What happens here depends on the VM model of the machine, and how we  
interact with it. But on Linux, at least, this isn't strictly true.  
Here's how things work in 1.4

There are two different codepaths, one for writes from the write()  
syscall, and the other invoked when a page that is mmap'd gets written  
to. With write()s, what we do currently is that we prepare a page for  
the kernel - the kernel then takes care of copying the buffer passed  
by the user to that page, and lets us know when it has completed. We  
then take that data, from that page, and do a write() of it against  
the backing store. We then return control to the user, who's had to  
wait whilst all this occurs. In the background, the pdflush process  
then takes care of outputing this data to disk.

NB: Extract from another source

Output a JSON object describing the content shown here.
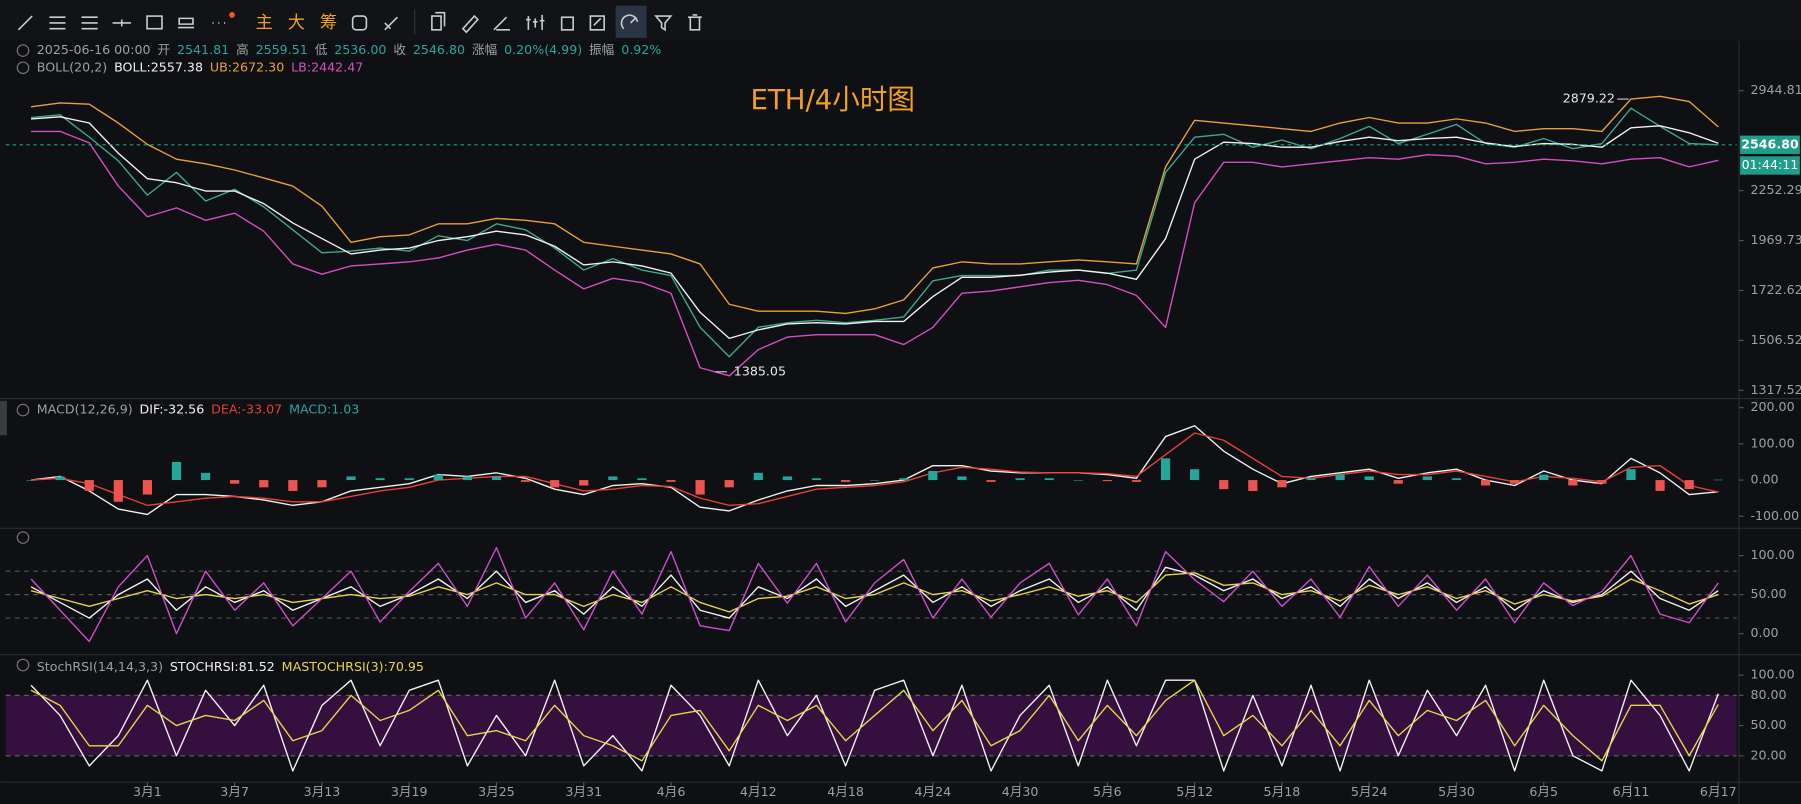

With mmap, things are a little different. pdflush is in charge of our  
writing and, at intervals, will call our writepage() operation on  
pages that the user has dirtied. This all happens completely behind  
the scenes. We then write the AFS dirty page out into the backing  
store (by using that store's write command), and it's scheduled for  
another background flush.

In 1.5 this is streamlined a little by only working at the page level,  
which avoids some context swaps, and copies. As I noted in an earlier  
email, we also do more in the background in order to get control back  
to the user quicker. One further optimisation is that we shouldn't be  
doing the write to the backing cache from the write() syscall. All  
write is supposed to do is to copy the data from the user into the  
filesystem's mapping, and mark the page dirty. It should then be up to  
the pdflush process to move this out to the backing store - I intend  
to revisit this at some point, but my previous attempts have resulted  
in a cache manager that is very prone to deadlocks.

As you note, our Linux implementation creates two copies of the data -  
one in AFS's mapping, the other in the backing files. However, we  
cannot easily get rid of this duplication - there's no simple  
mechanism of bypassing the VM and 'writing into the chunk files  
directly'. Using direct-IO would be a possibility, but we'd need to  
handle doing this in the backgound, otherwise the user would end up  
having to wait until chunk files actually made it to the disk, and it  
would limit the range of filesystems we can use as a backing cache.